SC slams TV channels for live feed

Terming the coverage of the 26/11 Mumbai attack by Indian TV news channels as "reckless" and "gory", the Supreme Court Wednesday came down strongly on the broadcasters for their treatment of the carnage and said they had jeopardised national security for their commercial interests.

The stinging observations by the bench of Justices Aftab Alam and C K Prasad came as the court maintained the death penalty for Ajmal Kasab, the lone Pakistani terrorist caught alive.

Ripping into the minute-by-minute coverage of the "enemy action," the bench held that "by covering live the terrorist attack on Mumbai in the way it was done, the Indian TV channels were not serving any national interest or social cause". The channels, the judges said, "were acting in their own commercial interests putting the national security in jeopardy".

Backing the contention of security agencies and the evidence they had gathered, the court said that the live telecast gave the attackers an edge as their handlers in Pakistan watched the movement of security forces and alerted the terrorists by phone.

It underlined that all channels were competing with each other in showing the latest developments, including the positions and movements of security forces.

The court said that while it might not be possible to ascertain the actual casualties due to this coverage, it was "beyond doubt" that it made the task of security forces "not only exceedingly difficult but also dangerous and risky".

The bench said that any attempt to justify the conduct of the channels by citing the right to freedom of speech and expression would be "totally wrong and unacceptable" in such a situation.

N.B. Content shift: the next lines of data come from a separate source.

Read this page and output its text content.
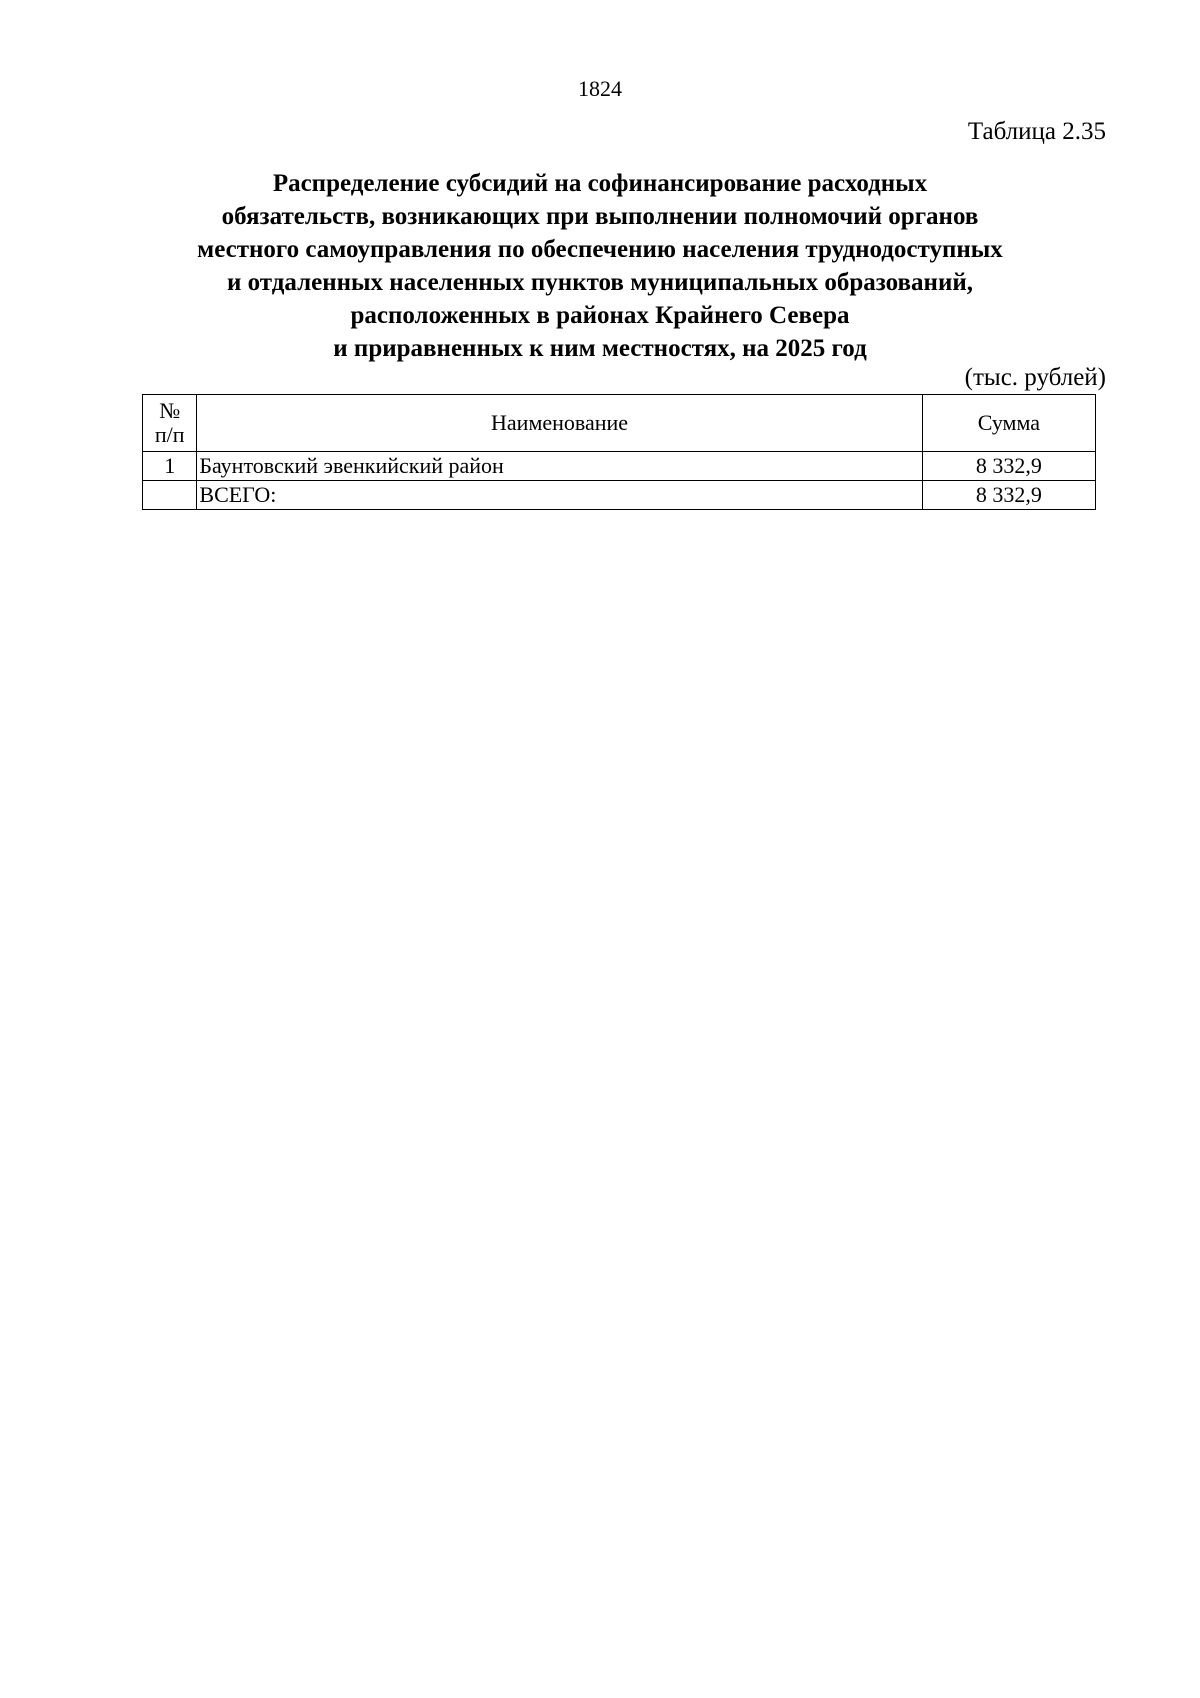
1824
Таблица 2.35
Распределение субсидий на софинансирование расходных
обязательств, возникающих при выполнении полномочий органов
местного самоуправления по обеспечению населения труднодоступных
и отдаленных населенных пунктов муниципальных образований,
расположенных в районах Крайнего Севера
и приравненных к ним местностях, на 2025 год
(тыс. рублей)
№
п/п	Наименование	Сумма
1	Баунтовский эвенкийский район	8 332,9
	ВСЕГО:	8 332,9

These shots and visuals could have been telecast after all the terrorists were neutralised and the security operations were over, the court added. "But, in that case the TV programmes would not have had the same shrill, scintillating and chilling effect and would not have shot up the TRP ratings of the channels," it said. The episode had harmed the argument that any regulatory mechanism for the media must only come from within, it added.